To use pasta in a podman container, use -network pasta command-line option.

The /etc/containers/policy.json file accepts a keyPaths field that contains a list of trusted GPG keys. Usage of more than one GPG key in the container policy is a technology preview feature that permits Podman to install images signed by any one of multiple GPG keys.

The container-tools package is updated for Podman v4.4. The package contains the Podman, Buildah, Skopeo, crun and runc tools. The updates have the following features and changes:

• Information about a container can be audited directly from a journald entry in Podman v4.4 and later. To enable Podman auditing, modify the container.conf configuration file and add the events_container_create_inspect_data=true option to the [engine] section.

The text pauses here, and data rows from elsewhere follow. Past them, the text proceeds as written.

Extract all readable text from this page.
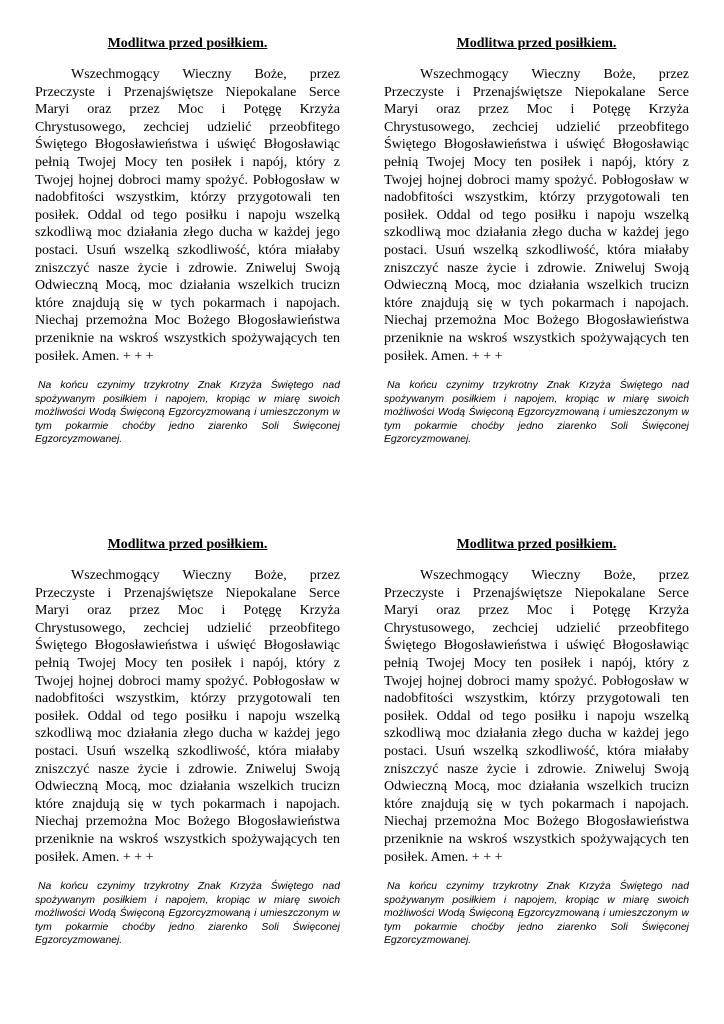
Modlitwa przed posiłkiem.

Wszechmogący Wieczny Boże, przez Przeczyste i Przenajświętsze Niepokalane Serce Maryi oraz przez Moc i Potęgę Krzyża Chrystusowego, zechciej udzielić przeobfitego Świętego Błogosławieństwa i uświęć Błogosławiąc pełnią Twojej Mocy ten posiłek i napój, który z Twojej hojnej dobroci mamy spożyć. Pobłogosław w nadobfitości wszystkim, którzy przygotowali ten posiłek. Oddal od tego posiłku i napoju wszelką szkodliwą moc działania złego ducha w każdej jego postaci. Usuń wszelką szkodliwość, która miałaby zniszczyć nasze życie i zdrowie. Zniweluj Swoją Odwieczną Mocą, moc działania wszelkich trucizn które znajdują się w tych pokarmach i napojach. Niechaj przemożna Moc Bożego Błogosławieństwa przeniknie na wskroś wszystkich spożywających ten posiłek. Amen. + + +

Na końcu czynimy trzykrotny Znak Krzyża Świętego nad spożywanym posiłkiem i napojem, kropiąc w miarę swoich możliwości Wodą Święconą Egzorcyzmowaną i umieszczonym w tym pokarmie choćby jedno ziarenko Soli Święconej Egzorcyzmowanej.

Modlitwa przed posiłkiem.

Wszechmogący Wieczny Boże, przez Przeczyste i Przenajświętsze Niepokalane Serce Maryi oraz przez Moc i Potęgę Krzyża Chrystusowego, zechciej udzielić przeobfitego Świętego Błogosławieństwa i uświęć Błogosławiąc pełnią Twojej Mocy ten posiłek i napój, który z Twojej hojnej dobroci mamy spożyć. Pobłogosław w nadobfitości wszystkim, którzy przygotowali ten posiłek. Oddal od tego posiłku i napoju wszelką szkodliwą moc działania złego ducha w każdej jego postaci. Usuń wszelką szkodliwość, która miałaby zniszczyć nasze życie i zdrowie. Zniweluj Swoją Odwieczną Mocą, moc działania wszelkich trucizn które znajdują się w tych pokarmach i napojach. Niechaj przemożna Moc Bożego Błogosławieństwa przeniknie na wskroś wszystkich spożywających ten posiłek. Amen. + + +

Na końcu czynimy trzykrotny Znak Krzyża Świętego nad spożywanym posiłkiem i napojem, kropiąc w miarę swoich możliwości Wodą Święconą Egzorcyzmowaną i umieszczonym w tym pokarmie choćby jedno ziarenko Soli Święconej Egzorcyzmowanej.

Modlitwa przed posiłkiem.

Wszechmogący Wieczny Boże, przez Przeczyste i Przenajświętsze Niepokalane Serce Maryi oraz przez Moc i Potęgę Krzyża Chrystusowego, zechciej udzielić przeobfitego Świętego Błogosławieństwa i uświęć Błogosławiąc pełnią Twojej Mocy ten posiłek i napój, który z Twojej hojnej dobroci mamy spożyć. Pobłogosław w nadobfitości wszystkim, którzy przygotowali ten posiłek. Oddal od tego posiłku i napoju wszelką szkodliwą moc działania złego ducha w każdej jego postaci. Usuń wszelką szkodliwość, która miałaby zniszczyć nasze życie i zdrowie. Zniweluj Swoją Odwieczną Mocą, moc działania wszelkich trucizn które znajdują się w tych pokarmach i napojach. Niechaj przemożna Moc Bożego Błogosławieństwa przeniknie na wskroś wszystkich spożywających ten posiłek. Amen. + + +

Na końcu czynimy trzykrotny Znak Krzyża Świętego nad spożywanym posiłkiem i napojem, kropiąc w miarę swoich możliwości Wodą Święconą Egzorcyzmowaną i umieszczonym w tym pokarmie choćby jedno ziarenko Soli Święconej Egzorcyzmowanej.

Modlitwa przed posiłkiem.

Wszechmogący Wieczny Boże, przez Przeczyste i Przenajświętsze Niepokalane Serce Maryi oraz przez Moc i Potęgę Krzyża Chrystusowego, zechciej udzielić przeobfitego Świętego Błogosławieństwa i uświęć Błogosławiąc pełnią Twojej Mocy ten posiłek i napój, który z Twojej hojnej dobroci mamy spożyć. Pobłogosław w nadobfitości wszystkim, którzy przygotowali ten posiłek. Oddal od tego posiłku i napoju wszelką szkodliwą moc działania złego ducha w każdej jego postaci. Usuń wszelką szkodliwość, która miałaby zniszczyć nasze życie i zdrowie. Zniweluj Swoją Odwieczną Mocą, moc działania wszelkich trucizn które znajdują się w tych pokarmach i napojach. Niechaj przemożna Moc Bożego Błogosławieństwa przeniknie na wskroś wszystkich spożywających ten posiłek. Amen. + + +

Na końcu czynimy trzykrotny Znak Krzyża Świętego nad spożywanym posiłkiem i napojem, kropiąc w miarę swoich możliwości Wodą Święconą Egzorcyzmowaną i umieszczonym w tym pokarmie choćby jedno ziarenko Soli Święconej Egzorcyzmowanej.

The audit data is in JSON format, equivalent to the output of the podman container inspect command.
• The podman network update command is added to update networks for containers and pods.

• Podman can be configured with pre-execution hooks that can be used to control container operations by creating plugin scripts in /usr/libexec/podman/pre-exec-hooks or /etc/containers/pre-exec-hooks. Pre-execution scripts are only run if a file named /etc/containers/podman_preexec_hooks.txt exists. If all plugin scripts return zero value, then the podman command is run, otherwise, the podman command exits with the exit code returned by the script that failed.

• The podman buildx version command is added to output the Buildah version.
• Container startup health checks are available, to trigger a command to check that the container is fully started before the regular health check is activated.
• New Docker compatibility options and aliases are included.
• Improved Kubernetes integration by consolidating kube commands: the podman kube generate and podman kube play replace the podman generate kube and podman play kube commands.
• Systemd-managed pods created by the podman kube play command now integrate with sd-notify, using the io.containers.sdnotify annotation (or io.containers.sdnotify/$name for specific containers).
• Systemd-managed pods created by podman kube play can be auto-updated by using the io.containers.auto-update annotation.

For further information about notable changes, see upstream release notes.

Custom DNS server selection for containers using the Aardvark and Netavark network stack is available. Containers are able to use customer DNS servers instead of the default DNS servers on the host. To enable a custom DNS server, either add the dns_servers field in the containers.conf configuration file or use the new --dns option to specify the IP address of the DNS server when running the podman command. The --dns option overrides any values that are set in the container.conf file.

Skopeo can generate sigstore key pairs through the skopeo generate-sigstore-key command. For more information, see skopeo-generate-sigstore-key manual page.

Use the toolbox utility to access the container command line environment without installing additional troubleshooting tools directly on the system. Toolbox uses Podman and other standard container technologies from the Open Container Initiative. For more information, see toolbx.

In Oracle Linux 9.0 and Oracle Linux 9.1, container images had a three-digit tag. Starting from Oracle Linux 9.2, container images have a two-digit tag.

sos clean detects and obfuscates IPv6 addresses to ensure that customer-sensitive data is appropriately obfuscated.